Im Detail kam Folgendes heraus: Bei 19 Prozent der für die Studie Befragten waren es mehr als 200 Euro, bei 21 Prozent zwischen 100 und 200 Euro, bei 38 Prozent zwischen 50 und 100 Euro und bei 22 Prozent weniger als 50 Euro.

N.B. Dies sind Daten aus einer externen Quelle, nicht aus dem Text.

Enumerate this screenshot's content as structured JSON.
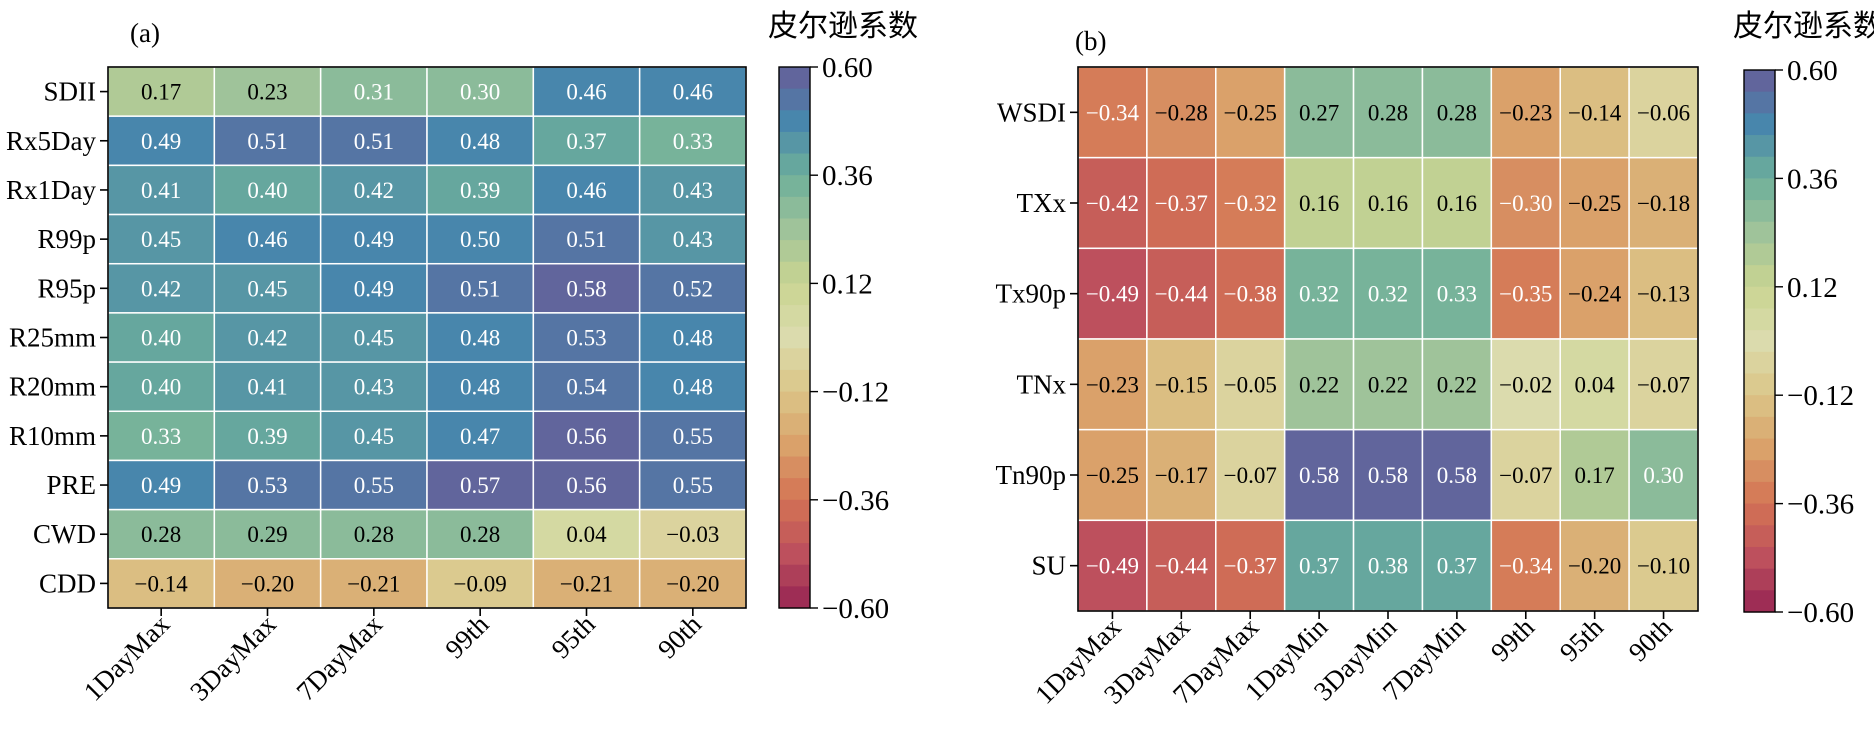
{
  "chart_data": [
    {
      "type": "heatmap",
      "panel_label": "(a)",
      "colorbar_title": "皮尔逊系数",
      "x": [
        "1DayMax",
        "3DayMax",
        "7DayMax",
        "99th",
        "95th",
        "90th"
      ],
      "y": [
        "SDII",
        "Rx5Day",
        "Rx1Day",
        "R99p",
        "R95p",
        "R25mm",
        "R20mm",
        "R10mm",
        "PRE",
        "CWD",
        "CDD"
      ],
      "values": [
        [
          0.17,
          0.23,
          0.31,
          0.3,
          0.46,
          0.46
        ],
        [
          0.49,
          0.51,
          0.51,
          0.48,
          0.37,
          0.33
        ],
        [
          0.41,
          0.4,
          0.42,
          0.39,
          0.46,
          0.43
        ],
        [
          0.45,
          0.46,
          0.49,
          0.5,
          0.51,
          0.43
        ],
        [
          0.42,
          0.45,
          0.49,
          0.51,
          0.58,
          0.52
        ],
        [
          0.4,
          0.42,
          0.45,
          0.48,
          0.53,
          0.48
        ],
        [
          0.4,
          0.41,
          0.43,
          0.48,
          0.54,
          0.48
        ],
        [
          0.33,
          0.39,
          0.45,
          0.47,
          0.56,
          0.55
        ],
        [
          0.49,
          0.53,
          0.55,
          0.57,
          0.56,
          0.55
        ],
        [
          0.28,
          0.29,
          0.28,
          0.28,
          0.04,
          -0.03
        ],
        [
          -0.14,
          -0.2,
          -0.21,
          -0.09,
          -0.21,
          -0.2
        ]
      ],
      "zlim": [
        -0.6,
        0.6
      ],
      "colorbar_ticks": [
        0.6,
        0.36,
        0.12,
        -0.12,
        -0.36,
        -0.6
      ],
      "colorbar_tick_labels": [
        "0.60",
        "0.36",
        "0.12",
        "−0.12",
        "−0.36",
        "−0.60"
      ],
      "colormap": "Spectral_r (reversed, 25 steps)"
    },
    {
      "type": "heatmap",
      "panel_label": "(b)",
      "colorbar_title": "皮尔逊系数",
      "x": [
        "1DayMax",
        "3DayMax",
        "7DayMax",
        "1DayMin",
        "3DayMin",
        "7DayMin",
        "99th",
        "95th",
        "90th"
      ],
      "y": [
        "WSDI",
        "TXx",
        "Tx90p",
        "TNx",
        "Tn90p",
        "SU"
      ],
      "values": [
        [
          -0.34,
          -0.28,
          -0.25,
          0.27,
          0.28,
          0.28,
          -0.23,
          -0.14,
          -0.06
        ],
        [
          -0.42,
          -0.37,
          -0.32,
          0.16,
          0.16,
          0.16,
          -0.3,
          -0.25,
          -0.18
        ],
        [
          -0.49,
          -0.44,
          -0.38,
          0.32,
          0.32,
          0.33,
          -0.35,
          -0.24,
          -0.13
        ],
        [
          -0.23,
          -0.15,
          -0.05,
          0.22,
          0.22,
          0.22,
          -0.02,
          0.04,
          -0.07
        ],
        [
          -0.25,
          -0.17,
          -0.07,
          0.58,
          0.58,
          0.58,
          -0.07,
          0.17,
          0.3
        ],
        [
          -0.49,
          -0.44,
          -0.37,
          0.37,
          0.38,
          0.37,
          -0.34,
          -0.2,
          -0.1
        ]
      ],
      "zlim": [
        -0.6,
        0.6
      ],
      "colorbar_ticks": [
        0.6,
        0.36,
        0.12,
        -0.12,
        -0.36,
        -0.6
      ],
      "colorbar_tick_labels": [
        "0.60",
        "0.36",
        "0.12",
        "−0.12",
        "−0.36",
        "−0.60"
      ],
      "colormap": "Spectral_r (reversed, 25 steps)"
    }
  ]
}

Nach Beschäftigungsstatus sortiert verdienten Vollzeitbeschäftigte im Schnitt monatlich 155 Euro mehr, Teilzeitbeschäftigte 104 Euro und geringfügig Beschäftigte immerhin noch 59 Euro mehr.
Mit der Ankündigung von Bundesarbeitsminister Hubertus Heil, er rechne mit einer ordentlichen Anhebung des Mindestlohns zum 1. Januar 2024 aufgrund der gestiegenen Löhne und Gehälter, meldeten sich zugleich erneut Bedenkenträger aus der Wirtschaft zu Wort, denen eine Anhebung nicht genehm ist.
Festzuhalten ist, dass ein existenzsichernder Mindestlohn insbesondere im Hinblick auf die Verhinderung von Altersarmut weiter steigen muss: Um auf 50 Prozent des durchschnittlichen oder 60 Prozent des mittleren Lohns, des sogenannten Medianlohns, zu kommen, müsste die deutsche Lohnuntergrenze bei mindestens 13,16 Euro beziehungsweise 13,53 Euro liegen. Der VdK kämpft angesichts einer Inflation von 7,4 Prozent im März 2023 für einen Mindestlohn in Höhe von 14 Euro. Die Anhebung des Mindestlohns hat zwar vielen ein kräftiges Lohnplus gebracht, aber er muss zügig weiter steigen. Die Gewerkschaften setzen sich dafür ein.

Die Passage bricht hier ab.